India Inc may not be at the forefront of cutting-edge technological development, but it is gearing up for large-scale adoption of artificial intelligence, with large enterprises beginning to rework organisational structures, workflows and leadership roles to embed AI across operations.
That shift has been most clearly articulated by Reliance Industries, where chairman Mukesh Ambani recently talked about framing AI as a new operating model rather than a bolt-on technology.
Reliance’s draft AI manifesto positions AI as a horizontal capability cutting across businesses, with a focus on redesigning end-to-end workflows rather than delivering isolated use cases. The approach reflects a broader point made by Microsoft CEO, Satya Nadella during his India visit last month. “The countries, companies and communities that pulled ahead weren’t the ones that invented the leading tech, but the ones that adopted it the fastest,” Nadella said, pointing to India’s advantage in scaling technologies once they are proven.
Beyond the Hype
Across corporate India, companies are structuring AI differently depending on their scale and organisational culture. Large conglomerates with multiple businesses are increasingly moving towards centralised AI teams or dedicated subsidiaries to drive standardisation, governance and platform development. Smaller firms, and several large single-business companies, are embedding AI within existing IT or digital transformation functions.
At Tata Sons, Chairman N Chandrasekaran in his New Year message to employees, reiterated the group’s focus on adopting AI across functions to improve execution, signalling that AI is now viewed as an enterprise-wide lever rather than an experimental tool.
Industry experts say there is no one-size-fits-all organisational model. While 2025 saw companies such as Reliance and TCS announce AI-focused subsidiaries, smaller firms may not see the need to create separate entities. “Whether you make it a subsidiary or keep it within group IT is a financial engineering decision,” Hari Balaji, principal partner, technology consulting at EY, told FE. “How much you empower that central AI team depends entirely on how decisions are traditionally made in the organisation.”

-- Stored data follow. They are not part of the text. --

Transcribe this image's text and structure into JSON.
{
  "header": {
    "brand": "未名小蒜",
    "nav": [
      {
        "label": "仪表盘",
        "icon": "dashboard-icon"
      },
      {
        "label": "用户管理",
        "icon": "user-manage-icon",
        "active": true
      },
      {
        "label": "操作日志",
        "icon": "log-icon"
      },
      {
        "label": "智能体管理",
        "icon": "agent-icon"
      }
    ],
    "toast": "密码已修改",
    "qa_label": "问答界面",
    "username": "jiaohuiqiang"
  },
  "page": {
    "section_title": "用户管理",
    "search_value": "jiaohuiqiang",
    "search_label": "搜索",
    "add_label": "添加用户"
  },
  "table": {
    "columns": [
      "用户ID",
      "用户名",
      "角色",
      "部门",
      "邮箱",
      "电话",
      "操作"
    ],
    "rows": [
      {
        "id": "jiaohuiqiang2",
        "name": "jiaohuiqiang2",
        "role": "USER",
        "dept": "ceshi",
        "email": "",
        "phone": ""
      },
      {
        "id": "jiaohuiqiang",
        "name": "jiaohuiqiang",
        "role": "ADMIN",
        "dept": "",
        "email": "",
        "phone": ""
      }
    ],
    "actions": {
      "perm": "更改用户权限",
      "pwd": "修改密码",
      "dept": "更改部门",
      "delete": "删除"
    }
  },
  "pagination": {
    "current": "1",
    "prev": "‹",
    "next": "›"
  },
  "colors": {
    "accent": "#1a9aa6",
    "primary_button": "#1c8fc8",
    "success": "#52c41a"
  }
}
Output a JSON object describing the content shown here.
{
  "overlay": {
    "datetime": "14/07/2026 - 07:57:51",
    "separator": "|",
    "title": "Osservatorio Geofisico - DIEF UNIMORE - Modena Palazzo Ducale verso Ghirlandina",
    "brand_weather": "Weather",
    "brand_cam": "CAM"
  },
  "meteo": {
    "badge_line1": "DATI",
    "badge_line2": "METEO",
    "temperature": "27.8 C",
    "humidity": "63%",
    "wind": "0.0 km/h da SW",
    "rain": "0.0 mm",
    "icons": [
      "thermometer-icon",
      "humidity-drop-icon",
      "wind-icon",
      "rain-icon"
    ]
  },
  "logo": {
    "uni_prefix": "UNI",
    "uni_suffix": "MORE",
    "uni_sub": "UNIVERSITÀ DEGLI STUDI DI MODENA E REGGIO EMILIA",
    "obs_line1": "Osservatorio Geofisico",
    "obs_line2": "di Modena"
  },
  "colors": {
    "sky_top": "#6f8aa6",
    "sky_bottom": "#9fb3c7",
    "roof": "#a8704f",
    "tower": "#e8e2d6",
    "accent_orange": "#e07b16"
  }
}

Reliance’s emphasis on redesigning workflows, from procure-to-pay to plant-to-port, also underlines why 2026 is unlikely to deliver immediate, clean profit-and-loss attribution from AI. Productivity gains are emerging across functions, but they are incremental and difficult to isolate in financial reporting. “I don’t think we should expect a big bang quarter where everyone suddenly says we have unlocked so much value from AI,” Balaji said. “It will be a gradual rewriting of how people do things.”
New Organisational Diamond
At the execution level, the challenge remains moving beyond proof-of-concept. “Around 80% of clients have already done POCs,” said Shweta Srivastava, practice head for data analytics and AI at Inspira Enterprise. “The real challenge is data readiness, integration into existing workflows, and organisational change management.”
These realities are reshaping leadership roles inside companies. AI heads are increasingly acting as internal orchestrators, responsible for governance, talent skilling, vendor strategy and adoption across functions. “This cannot remain optional or innovation-led anymore,” Srivastava said. “It is becoming mainstream.”